Entonces, el sueño se desvaneció lentamente, como un eco lejano que retumbaba en mi pecho. Desperté con la sensación de que aún podía sentir la daga en mi mano, la sangre derramándose, el peso de la roca bajo mis pies. El gobierno me había reclamado, sí. Pero, de alguna forma, yo también había reclamado algo de él.
Mi vista bajo hacia mi palma, la cicatriz de hace 5 años aun estaba ahí, presente y visible, palpante, y por alguna extraña razón dolía como si me la hubiera hecho recientemente. Tome un gran bocado de aire y baje de la furgoneta. Afuera la noche caía por sobre mis hombros, la luna junto con las estrellas intentaban iluminar todo a mi al rededor, tome asiento el césped húmedo junto a mi yacía mi arma, preparado para cualquier cosa, aun que nunca la había usado sabia perfectamente como usar una.
Y una vez mas posee mi vista en la luna, anhelando que todo esto fuera solo un sueño de mi cabeza.
— Nik, despierta — sobre mi sentía unas frías manos moviendo todo mi torso —¡NIKOS!.
Y casi por instinto tome el arma entre mis manos y apunte al portador de aquella voz —Mierda, Liam.
—Te quedaste dormido amigo.
Mire a mi alrededor y visualice a Neleah preparando el desayuno. Ladee mi cabeza intentando encontrar a Oscar pero fue en vano, el no estaba cerca.

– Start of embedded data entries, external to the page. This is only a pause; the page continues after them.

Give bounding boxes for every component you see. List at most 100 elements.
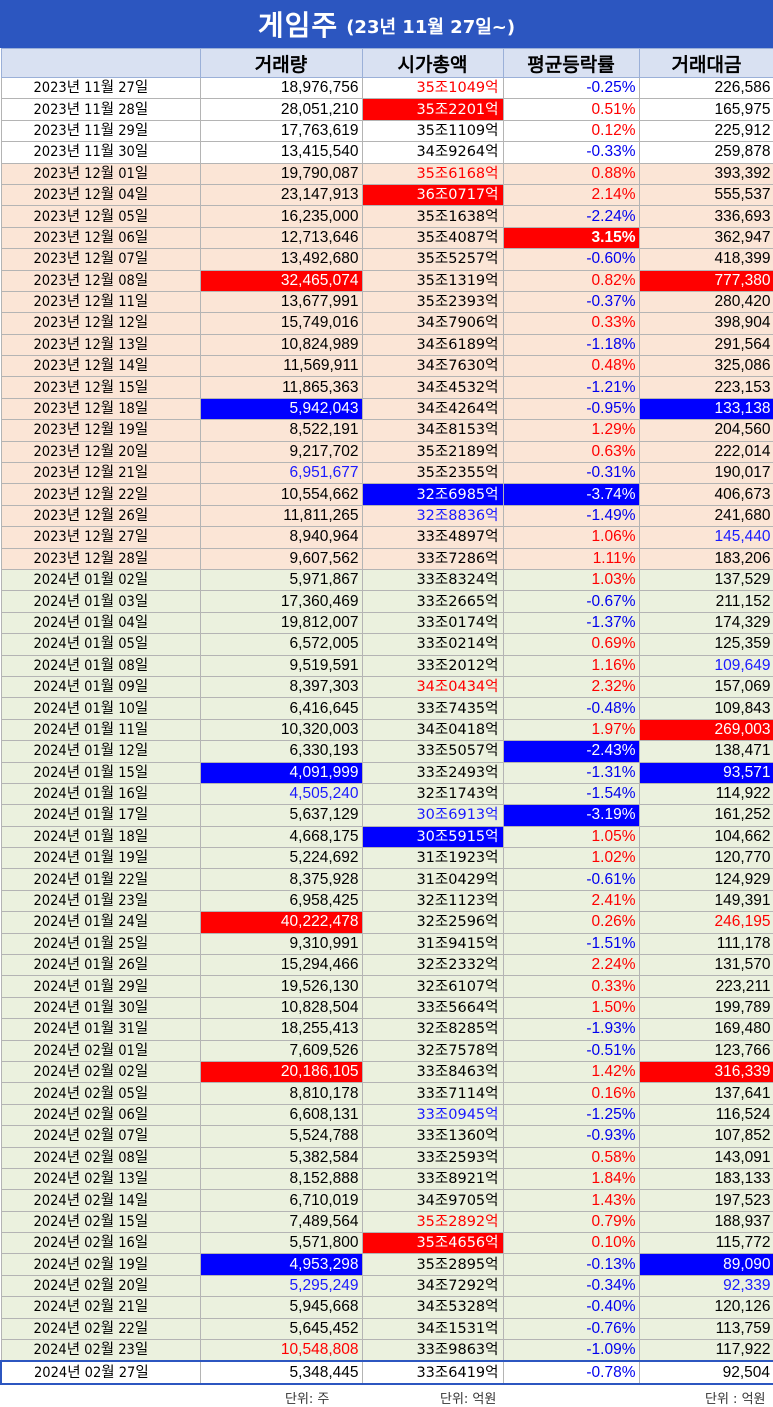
cell-market-cap[interactable]: 35조1319억 — [361, 269, 504, 292]
cell-trade-amount[interactable]: 149,391 — [638, 889, 773, 913]
cell-avg-change[interactable]: -0.48% — [502, 697, 640, 720]
cell-date[interactable]: 2024년 01월 19일 — [0, 847, 201, 870]
cell-market-cap[interactable]: 33조2012억 — [361, 654, 504, 677]
cell-avg-change[interactable]: -1.49% — [502, 504, 640, 528]
cell-market-cap[interactable]: 34조5328억 — [361, 1296, 504, 1319]
cell-avg-change[interactable]: 1.84% — [502, 1167, 640, 1191]
cell-market-cap[interactable]: 32조2596억 — [361, 911, 504, 934]
cell-avg-change[interactable]: 1.50% — [502, 996, 640, 1020]
cell-volume[interactable]: 5,348,445 — [199, 1360, 363, 1385]
cell-date[interactable]: 2023년 12월 26일 — [0, 504, 201, 528]
cell-trade-amount[interactable]: 777,380 — [638, 269, 773, 292]
cell-avg-change[interactable]: 0.51% — [502, 98, 640, 121]
cell-date[interactable]: 2024년 02월 05일 — [0, 1082, 201, 1105]
cell-market-cap[interactable]: 33조6419억 — [361, 1360, 504, 1385]
cell-volume[interactable]: 5,971,867 — [199, 568, 363, 592]
cell-date[interactable]: 2023년 12월 11일 — [0, 290, 201, 314]
cell-trade-amount[interactable]: 174,329 — [638, 611, 773, 635]
cell-volume[interactable]: 17,360,469 — [199, 590, 363, 613]
cell-market-cap[interactable]: 34조7906억 — [361, 312, 504, 335]
cell-market-cap[interactable]: 35조1049억 — [361, 76, 504, 100]
cell-market-cap[interactable]: 30조5915억 — [361, 825, 504, 849]
cell-volume[interactable]: 5,382,584 — [199, 1146, 363, 1169]
cell-date[interactable]: 2023년 12월 07일 — [0, 248, 201, 271]
cell-avg-change[interactable]: -1.09% — [502, 1339, 640, 1362]
cell-trade-amount[interactable]: 109,843 — [638, 697, 773, 720]
cell-trade-amount[interactable]: 114,922 — [638, 782, 773, 806]
cell-date[interactable]: 2023년 12월 27일 — [0, 526, 201, 549]
cell-avg-change[interactable]: 1.11% — [502, 547, 640, 570]
cell-date[interactable]: 2024년 01월 03일 — [0, 590, 201, 613]
cell-date[interactable]: 2024년 01월 26일 — [0, 954, 201, 977]
cell-date[interactable]: 2024년 01월 11일 — [0, 718, 201, 742]
cell-market-cap[interactable]: 35조2393억 — [361, 290, 504, 314]
cell-date[interactable]: 2024년 01월 30일 — [0, 996, 201, 1020]
cell-volume[interactable]: 4,505,240 — [199, 782, 363, 806]
cell-volume[interactable]: 5,524,788 — [199, 1125, 363, 1148]
cell-date[interactable]: 2023년 12월 20일 — [0, 440, 201, 464]
cell-avg-change[interactable]: -0.34% — [502, 1274, 640, 1298]
cell-date[interactable]: 2023년 12월 04일 — [0, 183, 201, 207]
cell-avg-change[interactable]: -0.31% — [502, 462, 640, 485]
cell-date[interactable]: 2023년 12월 19일 — [0, 419, 201, 442]
cell-trade-amount[interactable]: 222,014 — [638, 440, 773, 464]
cell-volume[interactable]: 7,609,526 — [199, 1039, 363, 1062]
cell-market-cap[interactable]: 32조1743억 — [361, 782, 504, 806]
cell-market-cap[interactable]: 34조1531억 — [361, 1317, 504, 1341]
cell-date[interactable]: 2023년 12월 13일 — [0, 333, 201, 357]
cell-market-cap[interactable]: 33조0945억 — [361, 1103, 504, 1127]
cell-trade-amount[interactable]: 362,947 — [638, 226, 773, 250]
cell-market-cap[interactable]: 33조0214억 — [361, 633, 504, 656]
cell-trade-amount[interactable]: 291,564 — [638, 333, 773, 357]
cell-avg-change[interactable]: -0.95% — [502, 397, 640, 421]
cell-volume[interactable]: 19,790,087 — [199, 162, 363, 185]
cell-market-cap[interactable]: 36조0717억 — [361, 183, 504, 207]
cell-volume[interactable]: 19,526,130 — [199, 975, 363, 998]
cell-volume[interactable]: 18,976,756 — [199, 76, 363, 100]
cell-avg-change[interactable]: 1.05% — [502, 825, 640, 849]
cell-avg-change[interactable]: -0.76% — [502, 1317, 640, 1341]
cell-trade-amount[interactable]: 197,523 — [638, 1189, 773, 1212]
cell-market-cap[interactable]: 32조2332억 — [361, 954, 504, 977]
cell-avg-change[interactable]: -1.51% — [502, 932, 640, 956]
cell-volume[interactable]: 5,224,692 — [199, 847, 363, 870]
cell-date[interactable]: 2024년 02월 15일 — [0, 1210, 201, 1234]
cell-trade-amount[interactable]: 211,152 — [638, 590, 773, 613]
cell-volume[interactable]: 6,958,425 — [199, 889, 363, 913]
cell-trade-amount[interactable]: 325,086 — [638, 355, 773, 378]
cell-date[interactable]: 2024년 01월 22일 — [0, 868, 201, 891]
cell-avg-change[interactable]: -0.60% — [502, 248, 640, 271]
cell-date[interactable]: 2024년 01월 02일 — [0, 568, 201, 592]
cell-market-cap[interactable]: 33조2593억 — [361, 1146, 504, 1169]
cell-market-cap[interactable]: 34조9705억 — [361, 1189, 504, 1212]
cell-trade-amount[interactable]: 104,662 — [638, 825, 773, 849]
cell-market-cap[interactable]: 34조9264억 — [361, 141, 504, 164]
cell-date[interactable]: 2023년 12월 21일 — [0, 462, 201, 485]
cell-trade-amount[interactable]: 131,570 — [638, 954, 773, 977]
cell-market-cap[interactable]: 34조6189억 — [361, 333, 504, 357]
cell-market-cap[interactable]: 33조1360억 — [361, 1125, 504, 1148]
cell-date[interactable]: 2023년 12월 08일 — [0, 269, 201, 292]
cell-avg-change[interactable]: 3.15% — [502, 226, 640, 250]
cell-volume[interactable]: 10,548,808 — [199, 1339, 363, 1362]
cell-trade-amount[interactable]: 137,529 — [638, 568, 773, 592]
cell-date[interactable]: 2024년 01월 04일 — [0, 611, 201, 635]
cell-trade-amount[interactable]: 223,211 — [638, 975, 773, 998]
cell-trade-amount[interactable]: 183,206 — [638, 547, 773, 570]
cell-trade-amount[interactable]: 111,178 — [638, 932, 773, 956]
cell-trade-amount[interactable]: 199,789 — [638, 996, 773, 1020]
cell-trade-amount[interactable]: 117,922 — [638, 1339, 773, 1362]
cell-volume[interactable]: 11,811,265 — [199, 504, 363, 528]
cell-avg-change[interactable]: -0.25% — [502, 76, 640, 100]
cell-volume[interactable]: 5,942,043 — [199, 397, 363, 421]
cell-market-cap[interactable]: 34조0418억 — [361, 718, 504, 742]
cell-trade-amount[interactable]: 241,680 — [638, 504, 773, 528]
cell-volume[interactable]: 10,828,504 — [199, 996, 363, 1020]
cell-avg-change[interactable]: 1.43% — [502, 1189, 640, 1212]
cell-volume[interactable]: 15,749,016 — [199, 312, 363, 335]
cell-volume[interactable]: 8,940,964 — [199, 526, 363, 549]
cell-market-cap[interactable]: 33조7114억 — [361, 1082, 504, 1105]
cell-market-cap[interactable]: 35조1109억 — [361, 119, 504, 143]
cell-market-cap[interactable]: 32조1123억 — [361, 889, 504, 913]
cell-volume[interactable]: 5,645,452 — [199, 1317, 363, 1341]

Y antes de que pudiera hablar una explosión se escucho a lo lejos.
—¡Oscar! —gritamos al unísono — Neleah a la furgoneta y escóndete bien, ten mi navaja y no salgas por nada del mundo.
Neleah solo asintió y junto con Liam corrimos adentrándonos hacia el bosque, demasiadas ramas de arboles se cruzaron en nuestro camino, hasta que lo vimos a lo lejos, estaba rodeados de guardias del gobierno, todos vestidos de blanco sosteniendo aquel sable y arma que los caracterizaba tanto a los clase III. Y cuando los guardias intentaron acercarse Oscar intento provocar otra explosión, pero fue en vano, su rasgo no le permitía generar cantidades tan grandes de energía.